In May 2015, the Western Australian government announced AU$21.6 million in funding over five years for the Pawsey Supercomputer Centre.

Operating in his capacity as Science Minister, at the time, WA Premier Colin Barnett said the funding would help the state attract and retain the staff needed to run the facility, and to train data scientists.

At the time, the WA government said that it had given the centre AU$30 million in funding to date. The federal government had also funded the centre AU$80 million as of mid-2015.

The Pawsey Supercomputing Centre currently looks after four systems: Epic, Fronax, Magnus, and Galaxy.

Epic is a decommissioned 100 teraflop cluster-based system with a high-performance interconnect installed at Murdoch University.

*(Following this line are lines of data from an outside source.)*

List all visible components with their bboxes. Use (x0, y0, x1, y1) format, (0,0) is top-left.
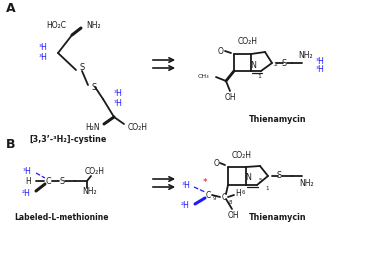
Text: C: C (205, 190, 211, 199)
Text: 5: 5 (258, 178, 262, 183)
Text: CO₂H: CO₂H (232, 151, 252, 160)
Text: Labeled-L-methionine: Labeled-L-methionine (15, 213, 109, 222)
Text: B: B (6, 139, 16, 151)
Text: 2: 2 (274, 62, 278, 68)
Text: ²H: ²H (22, 189, 31, 198)
Text: N: N (250, 61, 256, 69)
Text: ³H: ³H (38, 44, 47, 53)
Text: N: N (245, 174, 251, 183)
Text: 9: 9 (212, 197, 216, 202)
Text: CH₃: CH₃ (198, 74, 209, 80)
Text: CO₂H: CO₂H (238, 37, 258, 45)
Text: NH₂: NH₂ (83, 187, 97, 197)
Text: S: S (92, 83, 97, 92)
Text: 8: 8 (228, 199, 232, 205)
Text: CO₂H: CO₂H (85, 167, 105, 176)
Text: S: S (80, 64, 85, 73)
Text: *: * (203, 179, 207, 187)
Text: Thienamycin: Thienamycin (249, 213, 307, 222)
Text: NH₂: NH₂ (86, 22, 101, 30)
Text: A: A (6, 2, 16, 15)
Text: OH: OH (227, 210, 239, 219)
Text: O: O (214, 159, 220, 168)
Text: Thienamycin: Thienamycin (249, 115, 307, 124)
Text: S: S (281, 58, 287, 68)
Text: ²H: ²H (181, 201, 190, 210)
Text: H: H (25, 176, 31, 186)
Text: ³H: ³H (114, 89, 123, 99)
Text: C: C (221, 193, 227, 202)
Text: NH₂: NH₂ (300, 179, 314, 189)
Text: ³H: ³H (181, 180, 190, 190)
Text: OH: OH (224, 92, 236, 101)
Text: ³H: ³H (316, 57, 325, 65)
Text: HO₂C: HO₂C (46, 22, 66, 30)
Text: ³H: ³H (22, 167, 31, 175)
Text: S: S (276, 171, 281, 180)
Text: H₂N: H₂N (85, 123, 100, 132)
Text: ³H: ³H (316, 65, 325, 73)
Text: S: S (60, 176, 65, 186)
Text: C: C (45, 176, 51, 186)
Text: O: O (218, 48, 224, 57)
Text: ³H: ³H (38, 53, 47, 62)
Text: 6: 6 (241, 190, 245, 194)
Text: NH₂: NH₂ (299, 50, 313, 60)
Text: ³H: ³H (114, 100, 123, 108)
Text: 1: 1 (257, 74, 261, 80)
Text: 1: 1 (265, 187, 269, 191)
Text: H: H (235, 189, 241, 198)
Text: CO₂H: CO₂H (128, 123, 148, 132)
Text: [3,3’-³H₂]-cystine: [3,3’-³H₂]-cystine (29, 135, 107, 143)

Fornax, the system to be replaced by SGI, is a heterogeneous computing environment installed within an existing building on the University of Western Australia campus in Perth. Before its decommission, it contained a number of HPC technologies including GPUs, dual interconnect, large memory, and local storage to support data intensive science and inform the procurement of a replacement for the Magnus system.

Magnus is a Cray XC40 petascale system, which is currently the most powerful public research supercomputer in the southern hemisphere. Magnus is supported by a smaller commodity cluster, Zeus, for pre/post-processing and visualisation.

Galaxy is a Cray system with a similar architecture to Magnus, dedicated to supporting the radio astronomy data processing of the ASKAP and MWA telescopes.

Both Magnus and Galaxy are installed in the Pawsey Supercomputing Centre.

The CSIRO kicked off the hunt for a new supercomputer to replace its existing Bragg accelerator cluster in November, a system the organisation currently uses to solve big data challenges in fields such as bioscience, image analysis, fluid dynamics modelling, and environmental science.

With a budget of AU$4 million, the CSIRO anticipates the "heterogeneous" system that combines traditional CPUs with coprocessors will be able to achieve around 1 petaflop of performance.

In March, the CSIRO welcomed the Dell-powered Pearcey supercomputer to its Canberra site to support research in areas such bioinformatics, fluid dynamics, and materials science.

A month prior, Monash University received a M3 high performance supercomputer upgrade, using Dell's super compute platform and powered by GPU giant Nvidia.

Similarly, the Faculty of Science at the University of Western Australia also welcomed its own high-performance computing cluster to its Perth campus last year to assist with computational chemistry, biology, and physics.